3 – DA RESERVA DE BENS, MESMO SEM A ANUÊNCIA DOS HERDEIROS, PARA GARANTIA DA COBRANÇA.

            Além da hipótese de anuência dos herdeiros no tocante à cobrança, a legislação em vigor elenca outra hipótese de reserva de bens do monte hereditário visando o pagamento de credores do falecido.

            Nesse sentido, temos os ditames da parte final do § 1º, do artigo 1.997 do Código Civil e o parágrafo único do artigo 1.018 do Código de Processo Civil:

            "Artigo 1.997, § 1º. Quando, antes da partilha, for requerido no inventário o pagamento de dívidas constantes de documentos, revestidos de formalidades legais, constituindo prova bastante da obrigação, e houver impugnação, que não se funde na alegação de pagamento, acompanhada de prova valiosa, o juiz mandará reservar, em poder do inventariante, bens suficientes para solução do débito, sobre os quais venha a recair oportunamente a execução".

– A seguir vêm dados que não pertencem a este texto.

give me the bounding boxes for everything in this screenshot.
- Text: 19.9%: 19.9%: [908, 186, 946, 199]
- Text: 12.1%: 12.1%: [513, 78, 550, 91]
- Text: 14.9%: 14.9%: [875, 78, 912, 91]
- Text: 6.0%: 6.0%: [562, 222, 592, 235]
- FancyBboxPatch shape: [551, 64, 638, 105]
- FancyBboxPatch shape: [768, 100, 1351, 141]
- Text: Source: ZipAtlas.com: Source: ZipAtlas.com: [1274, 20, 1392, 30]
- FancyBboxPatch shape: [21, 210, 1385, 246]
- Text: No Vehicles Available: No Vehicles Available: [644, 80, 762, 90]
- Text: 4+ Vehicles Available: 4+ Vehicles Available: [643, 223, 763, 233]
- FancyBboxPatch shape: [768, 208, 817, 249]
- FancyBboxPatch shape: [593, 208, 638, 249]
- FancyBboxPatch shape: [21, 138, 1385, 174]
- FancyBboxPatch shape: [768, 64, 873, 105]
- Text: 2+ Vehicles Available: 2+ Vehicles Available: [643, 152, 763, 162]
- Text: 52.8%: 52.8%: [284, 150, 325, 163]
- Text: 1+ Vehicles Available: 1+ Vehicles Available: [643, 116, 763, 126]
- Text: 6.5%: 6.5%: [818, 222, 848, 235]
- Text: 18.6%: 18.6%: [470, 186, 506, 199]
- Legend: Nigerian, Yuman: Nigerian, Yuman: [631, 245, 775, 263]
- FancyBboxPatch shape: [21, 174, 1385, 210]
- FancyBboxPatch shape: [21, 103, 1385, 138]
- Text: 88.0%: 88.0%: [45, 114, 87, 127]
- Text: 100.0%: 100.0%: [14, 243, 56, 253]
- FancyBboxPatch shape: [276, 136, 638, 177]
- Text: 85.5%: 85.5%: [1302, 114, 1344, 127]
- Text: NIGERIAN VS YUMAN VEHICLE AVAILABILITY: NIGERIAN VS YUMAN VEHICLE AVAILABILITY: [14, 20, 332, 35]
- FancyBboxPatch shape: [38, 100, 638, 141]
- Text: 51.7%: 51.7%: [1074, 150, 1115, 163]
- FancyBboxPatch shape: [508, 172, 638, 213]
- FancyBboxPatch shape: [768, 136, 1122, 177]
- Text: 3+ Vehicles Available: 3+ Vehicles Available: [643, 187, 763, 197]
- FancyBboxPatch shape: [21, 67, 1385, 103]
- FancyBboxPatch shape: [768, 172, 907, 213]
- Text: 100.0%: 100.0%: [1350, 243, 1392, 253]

            "Artigo 1.018 – Parágrafo Único. O juiz mandará, porém, reservar em poder do inventariante bens suficientes para pagar o credor, quando a dívida constar de documento que comprove suficientemente a obrigação e a impugnação não se fundar em quitação".

            (grifo nosso)

            Analisando o tema em tela, citamos as palavras do mestre Humberto Theodoro Júnior [07]:

            "Há, porém, uma medida cautelar que o juiz toma, ex officio, em defesa do interesse do credor que não obtém sucesso na habilitação: se o crédito estiver suficientemente comprovado por documento e a impugnação não se fundar em quitação, o magistrado mandará reservar, em poder do inventariante, bens suficientes para pagar o credor, enquanto se aguarda a solução da cobrança contenciosa".

            Nesse sentido, ressalta-se que a qualidade dos documentos que representam a dívida, combinada com a inexistência de argumentos no tocante à quitação da obrigação pode ocasionar a reserva de bens do espólio para pagamento do credor, a ser realizado no processo de execução frente ao inventário (em caso de sucesso da demanda no rito ordinário).


4 – CONCLUSÃO.

            Conforme ditames legais, é plenamente cabível a cobrança da dívida de um devedor já falecido, mediante a habilitação dos respectivos créditos no inventário do de cujus.

            Respeitando as formalidades legais, tal processo de habilitação deverá ser munido preferencialmente com documentos que atestem, de maneira irrefutável, a existência do crédito e a falta do pagamento do mesmo.

            Não obstante, qualquer lacuna no tocante aos documentos a serem apresentados pelo credor pode ser suprida por outros meios de prova, elencados no rito processual ordinário.

            Havendo a concordância dos herdeiros no tocante à cobrança proposta, o valor correspondente ao débito reclamado será separado do monte hereditário, conforme comando judicial nesse sentido.

            Havendo oposição por parte de qualquer dos herdeiros, a cobrança anteriormente apresentada no bojo do inventário será remetida às vias ordinárias.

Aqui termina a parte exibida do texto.